O distanciamento social trouxe um alerta: a possibilidade do aumento dos abusos contra a mulher. No Brasil, o Ministério da Mulher, da Família e dos Direitos Humanos registrou um crescimento de 9% nas denúncias feitas ao Disque 180 logo no início da quarentena, ainda em março.


No mundo, de acordo com a Organização das Nações Unidas (ONU), dobrou o número de chamadas e pedido de ajuda no Líbano e Malásia. Na China, esse número triplicou e, na Austrália, o Google registrou o maior número de buscas pelo termo “violência doméstica” dos últimos cinco anos.



A delegada titular da Delegacia de Defesa da Mulher de Mogi Guaçu e responsável pela Delegacia de Holambra, Juliana Belinatti Menardo, informou que houve “um pequeno aumento” de registro de violência doméstica em Mogi Guaçu no período da pandemia. “O ano de 2020 já registrou, ainda no início do ano, um aumento de casos e o período da pandemia acompanhou essa tendência de aumento”. Já em Holambra, comparando os registros físicos e eletrônicos entre 20 de março e 20 de maio de 2019 e 2020, houve uma redução de registros de violência doméstica no período da pandemia. “Em 2019 foram sete registros neste período. Já nesse ano foram somente quatro”, disse a delegada, ao apontar que existe a possibilidade de subnotificação devido ao distanciamento social imposto para a contenção da pandemia, “a qual está sendo minimizada com a divulgação da possibilidade do registro desse tipo de ocorrência via internet”. A vítima de violência doméstica poderá registrar o fato pela página www.delegaciaeletronica.policiacivil.sp.gov.br.

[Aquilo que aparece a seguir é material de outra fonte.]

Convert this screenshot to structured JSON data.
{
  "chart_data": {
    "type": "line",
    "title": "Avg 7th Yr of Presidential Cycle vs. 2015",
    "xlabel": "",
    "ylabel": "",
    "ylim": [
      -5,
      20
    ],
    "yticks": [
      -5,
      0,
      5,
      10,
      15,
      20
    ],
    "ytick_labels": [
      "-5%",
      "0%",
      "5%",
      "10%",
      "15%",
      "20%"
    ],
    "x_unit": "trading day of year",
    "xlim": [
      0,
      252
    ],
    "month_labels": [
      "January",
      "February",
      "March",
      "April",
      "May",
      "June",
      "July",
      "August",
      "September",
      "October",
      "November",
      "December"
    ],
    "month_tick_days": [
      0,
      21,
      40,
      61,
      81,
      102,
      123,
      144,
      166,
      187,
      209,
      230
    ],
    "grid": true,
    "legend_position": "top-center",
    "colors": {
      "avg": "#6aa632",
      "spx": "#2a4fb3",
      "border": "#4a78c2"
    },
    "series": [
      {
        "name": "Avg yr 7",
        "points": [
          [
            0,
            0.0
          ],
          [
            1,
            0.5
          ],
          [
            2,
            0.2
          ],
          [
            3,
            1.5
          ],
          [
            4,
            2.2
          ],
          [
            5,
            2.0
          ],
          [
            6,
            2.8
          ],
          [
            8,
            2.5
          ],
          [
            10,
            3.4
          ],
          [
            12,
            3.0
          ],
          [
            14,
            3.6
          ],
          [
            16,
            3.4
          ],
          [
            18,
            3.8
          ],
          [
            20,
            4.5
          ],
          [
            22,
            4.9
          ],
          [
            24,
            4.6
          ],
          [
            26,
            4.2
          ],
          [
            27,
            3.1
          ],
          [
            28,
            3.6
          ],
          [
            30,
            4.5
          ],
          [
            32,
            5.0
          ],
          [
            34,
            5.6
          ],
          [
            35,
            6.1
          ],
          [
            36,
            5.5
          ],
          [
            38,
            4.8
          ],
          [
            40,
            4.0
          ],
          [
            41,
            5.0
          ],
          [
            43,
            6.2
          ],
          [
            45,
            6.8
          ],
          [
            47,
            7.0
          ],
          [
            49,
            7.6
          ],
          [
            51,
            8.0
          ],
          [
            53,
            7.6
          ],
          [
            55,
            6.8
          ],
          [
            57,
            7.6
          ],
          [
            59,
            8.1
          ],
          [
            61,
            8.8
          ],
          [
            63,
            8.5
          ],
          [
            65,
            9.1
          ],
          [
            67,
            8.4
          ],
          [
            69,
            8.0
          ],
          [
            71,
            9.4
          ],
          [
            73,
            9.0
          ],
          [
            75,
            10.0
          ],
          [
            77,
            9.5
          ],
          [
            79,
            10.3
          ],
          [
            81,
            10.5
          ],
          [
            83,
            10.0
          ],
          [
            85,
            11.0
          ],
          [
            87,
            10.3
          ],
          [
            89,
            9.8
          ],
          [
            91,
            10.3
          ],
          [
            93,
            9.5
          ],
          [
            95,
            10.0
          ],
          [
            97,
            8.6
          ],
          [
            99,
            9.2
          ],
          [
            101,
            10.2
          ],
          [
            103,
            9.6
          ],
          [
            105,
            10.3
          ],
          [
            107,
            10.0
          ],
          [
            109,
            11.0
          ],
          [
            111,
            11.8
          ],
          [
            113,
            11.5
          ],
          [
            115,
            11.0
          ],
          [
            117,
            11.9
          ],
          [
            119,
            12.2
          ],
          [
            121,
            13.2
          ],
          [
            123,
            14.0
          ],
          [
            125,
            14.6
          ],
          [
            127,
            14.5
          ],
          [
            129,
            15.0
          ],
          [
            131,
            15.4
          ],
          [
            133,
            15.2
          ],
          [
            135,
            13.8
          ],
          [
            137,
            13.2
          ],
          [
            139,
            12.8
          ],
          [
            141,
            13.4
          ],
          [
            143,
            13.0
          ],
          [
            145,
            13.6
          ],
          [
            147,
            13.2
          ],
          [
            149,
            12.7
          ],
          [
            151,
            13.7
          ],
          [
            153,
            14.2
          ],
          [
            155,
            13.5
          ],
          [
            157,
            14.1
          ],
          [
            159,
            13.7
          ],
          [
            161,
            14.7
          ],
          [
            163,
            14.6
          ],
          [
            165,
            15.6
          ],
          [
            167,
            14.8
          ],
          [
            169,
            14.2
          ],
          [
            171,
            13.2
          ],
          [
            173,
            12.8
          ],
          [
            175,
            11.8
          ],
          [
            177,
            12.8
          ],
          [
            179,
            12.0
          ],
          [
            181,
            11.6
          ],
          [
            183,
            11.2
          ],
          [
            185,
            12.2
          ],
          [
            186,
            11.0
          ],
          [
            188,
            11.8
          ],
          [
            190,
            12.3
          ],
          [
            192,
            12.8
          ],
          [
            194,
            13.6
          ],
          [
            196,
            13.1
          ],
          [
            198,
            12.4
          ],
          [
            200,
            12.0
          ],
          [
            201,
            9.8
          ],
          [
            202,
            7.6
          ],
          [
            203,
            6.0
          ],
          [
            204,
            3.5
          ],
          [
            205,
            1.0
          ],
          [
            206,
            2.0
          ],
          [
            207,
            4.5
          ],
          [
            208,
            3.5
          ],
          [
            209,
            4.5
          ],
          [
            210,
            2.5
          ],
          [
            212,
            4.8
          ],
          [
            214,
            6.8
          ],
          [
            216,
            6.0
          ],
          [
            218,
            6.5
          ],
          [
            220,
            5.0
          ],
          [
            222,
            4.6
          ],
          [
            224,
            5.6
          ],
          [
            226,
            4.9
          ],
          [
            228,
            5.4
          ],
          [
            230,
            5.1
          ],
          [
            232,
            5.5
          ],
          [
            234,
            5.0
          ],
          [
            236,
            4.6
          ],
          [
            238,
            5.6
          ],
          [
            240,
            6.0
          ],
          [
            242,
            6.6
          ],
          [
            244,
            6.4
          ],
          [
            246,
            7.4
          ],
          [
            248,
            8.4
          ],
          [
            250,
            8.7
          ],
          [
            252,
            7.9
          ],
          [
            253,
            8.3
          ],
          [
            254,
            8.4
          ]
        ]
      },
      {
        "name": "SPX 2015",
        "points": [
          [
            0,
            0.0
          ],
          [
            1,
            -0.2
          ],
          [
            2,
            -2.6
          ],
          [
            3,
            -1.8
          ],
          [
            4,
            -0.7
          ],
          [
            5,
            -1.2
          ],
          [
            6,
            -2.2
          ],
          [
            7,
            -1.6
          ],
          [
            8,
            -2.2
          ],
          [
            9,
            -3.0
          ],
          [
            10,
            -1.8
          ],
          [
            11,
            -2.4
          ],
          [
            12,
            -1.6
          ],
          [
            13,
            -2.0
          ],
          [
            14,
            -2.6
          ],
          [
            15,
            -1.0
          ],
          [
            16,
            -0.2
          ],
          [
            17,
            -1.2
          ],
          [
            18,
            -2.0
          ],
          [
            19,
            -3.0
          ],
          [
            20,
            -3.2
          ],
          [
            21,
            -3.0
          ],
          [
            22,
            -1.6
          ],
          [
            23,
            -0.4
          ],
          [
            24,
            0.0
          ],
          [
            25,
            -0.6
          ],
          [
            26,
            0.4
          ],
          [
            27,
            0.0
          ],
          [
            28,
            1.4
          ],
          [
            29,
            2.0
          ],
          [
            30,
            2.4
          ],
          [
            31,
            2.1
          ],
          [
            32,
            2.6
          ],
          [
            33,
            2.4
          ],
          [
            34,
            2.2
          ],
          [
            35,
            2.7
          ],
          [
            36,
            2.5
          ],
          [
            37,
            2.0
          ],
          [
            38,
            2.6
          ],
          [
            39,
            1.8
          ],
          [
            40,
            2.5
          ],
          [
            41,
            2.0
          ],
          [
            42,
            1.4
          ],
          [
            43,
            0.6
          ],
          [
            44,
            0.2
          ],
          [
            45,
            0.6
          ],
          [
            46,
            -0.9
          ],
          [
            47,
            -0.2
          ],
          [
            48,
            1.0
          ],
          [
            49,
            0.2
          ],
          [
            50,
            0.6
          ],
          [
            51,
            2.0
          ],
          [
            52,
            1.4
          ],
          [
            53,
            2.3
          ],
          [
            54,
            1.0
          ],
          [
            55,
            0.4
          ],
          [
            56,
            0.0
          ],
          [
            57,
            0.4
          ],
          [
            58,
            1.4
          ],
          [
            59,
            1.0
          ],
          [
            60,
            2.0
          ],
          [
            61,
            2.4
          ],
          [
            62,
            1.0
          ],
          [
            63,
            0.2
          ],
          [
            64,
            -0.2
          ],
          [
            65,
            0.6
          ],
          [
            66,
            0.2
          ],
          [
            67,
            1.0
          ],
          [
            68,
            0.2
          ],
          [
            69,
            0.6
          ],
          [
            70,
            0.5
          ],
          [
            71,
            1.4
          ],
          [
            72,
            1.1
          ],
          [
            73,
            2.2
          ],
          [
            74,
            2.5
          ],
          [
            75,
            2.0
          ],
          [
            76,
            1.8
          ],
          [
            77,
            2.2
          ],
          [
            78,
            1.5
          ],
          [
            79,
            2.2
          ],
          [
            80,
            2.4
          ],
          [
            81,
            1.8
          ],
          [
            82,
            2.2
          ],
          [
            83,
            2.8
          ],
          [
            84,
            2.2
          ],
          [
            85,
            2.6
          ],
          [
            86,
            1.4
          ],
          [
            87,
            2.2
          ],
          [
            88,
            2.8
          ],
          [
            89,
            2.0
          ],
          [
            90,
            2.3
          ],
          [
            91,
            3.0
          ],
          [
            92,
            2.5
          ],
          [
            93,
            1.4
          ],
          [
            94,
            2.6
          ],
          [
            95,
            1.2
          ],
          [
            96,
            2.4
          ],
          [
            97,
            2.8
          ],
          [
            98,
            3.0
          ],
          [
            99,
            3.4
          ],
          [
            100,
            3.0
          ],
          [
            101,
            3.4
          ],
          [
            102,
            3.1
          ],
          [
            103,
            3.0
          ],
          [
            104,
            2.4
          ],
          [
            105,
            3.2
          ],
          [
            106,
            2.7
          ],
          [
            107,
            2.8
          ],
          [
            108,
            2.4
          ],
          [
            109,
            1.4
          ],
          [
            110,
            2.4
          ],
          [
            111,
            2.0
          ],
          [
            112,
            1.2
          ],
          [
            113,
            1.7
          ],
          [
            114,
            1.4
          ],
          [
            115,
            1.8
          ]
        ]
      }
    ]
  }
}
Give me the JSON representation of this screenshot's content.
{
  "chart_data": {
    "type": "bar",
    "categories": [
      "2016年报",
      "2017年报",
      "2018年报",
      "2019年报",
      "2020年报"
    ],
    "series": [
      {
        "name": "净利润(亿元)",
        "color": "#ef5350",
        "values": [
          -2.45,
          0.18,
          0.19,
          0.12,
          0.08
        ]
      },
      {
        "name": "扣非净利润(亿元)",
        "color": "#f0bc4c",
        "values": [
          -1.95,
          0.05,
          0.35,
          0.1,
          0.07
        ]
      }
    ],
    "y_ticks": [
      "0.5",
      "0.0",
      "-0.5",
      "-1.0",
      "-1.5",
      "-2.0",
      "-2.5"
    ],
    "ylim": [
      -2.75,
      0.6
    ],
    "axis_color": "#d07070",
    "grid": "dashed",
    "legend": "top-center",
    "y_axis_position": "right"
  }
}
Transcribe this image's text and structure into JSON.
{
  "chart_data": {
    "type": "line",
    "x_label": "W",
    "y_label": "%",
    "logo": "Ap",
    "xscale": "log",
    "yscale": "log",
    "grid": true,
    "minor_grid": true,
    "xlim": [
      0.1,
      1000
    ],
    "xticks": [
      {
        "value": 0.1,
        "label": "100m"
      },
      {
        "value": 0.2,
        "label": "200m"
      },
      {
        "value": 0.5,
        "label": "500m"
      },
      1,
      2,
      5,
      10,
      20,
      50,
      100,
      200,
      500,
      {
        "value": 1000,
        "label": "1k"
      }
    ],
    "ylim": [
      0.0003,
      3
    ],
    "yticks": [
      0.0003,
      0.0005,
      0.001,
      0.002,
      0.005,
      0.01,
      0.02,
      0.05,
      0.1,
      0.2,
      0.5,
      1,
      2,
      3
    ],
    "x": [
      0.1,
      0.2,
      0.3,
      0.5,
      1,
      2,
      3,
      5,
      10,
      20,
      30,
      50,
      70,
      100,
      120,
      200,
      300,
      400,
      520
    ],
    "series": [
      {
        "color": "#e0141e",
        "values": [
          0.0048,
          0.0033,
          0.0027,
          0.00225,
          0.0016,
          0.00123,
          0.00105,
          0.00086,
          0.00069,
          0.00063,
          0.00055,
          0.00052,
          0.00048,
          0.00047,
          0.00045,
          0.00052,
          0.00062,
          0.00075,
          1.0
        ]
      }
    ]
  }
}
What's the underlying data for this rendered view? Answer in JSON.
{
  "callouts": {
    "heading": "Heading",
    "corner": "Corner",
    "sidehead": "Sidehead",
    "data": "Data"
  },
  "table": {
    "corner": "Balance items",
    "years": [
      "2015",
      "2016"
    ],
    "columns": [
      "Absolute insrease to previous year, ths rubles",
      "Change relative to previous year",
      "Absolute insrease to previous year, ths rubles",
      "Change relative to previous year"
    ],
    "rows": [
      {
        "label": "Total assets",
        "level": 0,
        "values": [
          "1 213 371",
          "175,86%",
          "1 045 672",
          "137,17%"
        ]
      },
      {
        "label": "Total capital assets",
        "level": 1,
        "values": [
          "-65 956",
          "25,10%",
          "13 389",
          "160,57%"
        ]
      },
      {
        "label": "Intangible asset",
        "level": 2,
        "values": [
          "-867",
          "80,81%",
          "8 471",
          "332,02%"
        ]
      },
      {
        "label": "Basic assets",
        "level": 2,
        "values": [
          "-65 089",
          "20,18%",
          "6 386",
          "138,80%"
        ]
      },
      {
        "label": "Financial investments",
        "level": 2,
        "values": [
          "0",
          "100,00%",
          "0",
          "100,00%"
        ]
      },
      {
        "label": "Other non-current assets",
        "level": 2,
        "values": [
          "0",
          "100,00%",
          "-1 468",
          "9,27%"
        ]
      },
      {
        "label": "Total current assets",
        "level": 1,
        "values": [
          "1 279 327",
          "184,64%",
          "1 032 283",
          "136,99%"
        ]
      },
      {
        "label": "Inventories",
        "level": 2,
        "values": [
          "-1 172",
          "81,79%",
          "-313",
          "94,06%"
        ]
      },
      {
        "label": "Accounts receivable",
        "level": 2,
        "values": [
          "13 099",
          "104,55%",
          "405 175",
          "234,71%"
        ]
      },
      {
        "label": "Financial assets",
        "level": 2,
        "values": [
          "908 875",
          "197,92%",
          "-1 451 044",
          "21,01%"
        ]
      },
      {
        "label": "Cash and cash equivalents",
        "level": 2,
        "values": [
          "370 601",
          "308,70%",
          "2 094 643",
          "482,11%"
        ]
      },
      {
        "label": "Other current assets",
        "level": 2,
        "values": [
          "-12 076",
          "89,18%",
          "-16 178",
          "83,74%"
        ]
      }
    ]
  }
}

A delegada esclareceu que os fatores que contribuem para a violência doméstica, em geral, são “preponderantemente culturais e complexos” e, por enquanto, não há indicadores oficiais de que o convívio por longos períodos entre um casal ou entre familiares causem, necessariamente, aumento de tipo de violência. A queda da renda – registrada em muitos lares nesse momento - pode levar a um conflito familiar. “Em uma família desestruturada, possivelmente isso pode acarretar em violência doméstica. Contudo, por outro lado, em uma família bem estruturada, momento de dificuldade e isolamento podem aproximar os familiares”.

Não só agressão física

A delegada explicou que existem diversos tipos de violência doméstica, como a violência física, moral, psicológica, sexual ou patrimonial. “A violência doméstica ocorre quando quaisquer dessas violências (citadas acima) atingem a vítima em sua casa (pelo marido, companheiro, filho etc.), em sua família (cunhado, tio etc.) ou em relações de afeto íntimo (namorado). O procedimento de investigação depende do tipo de violência sofrida. Assim, um crime de injúria - que são ofensas - depende exclusivamente do interesse da vítima em fazer a denúncia. Já uma tentativa de feminicídio, uma tentativa de homicídio em violência doméstica, o Estado age de imediato”, exemplificou.

As violências domésticas mais comuns registradas são ameaça e lesão corporal leve. Porém, o índice de desistência, quando a vítima suspende a denúncia, é elevado. “Em registros de crimes em que essa retratação é possível, os índices chegam a 60% a 70%. Isso acontece devido à dependência emocional da vítima (reconciliação) ou apaziguamento social (vítima perdoa mas não se reconcilia)”.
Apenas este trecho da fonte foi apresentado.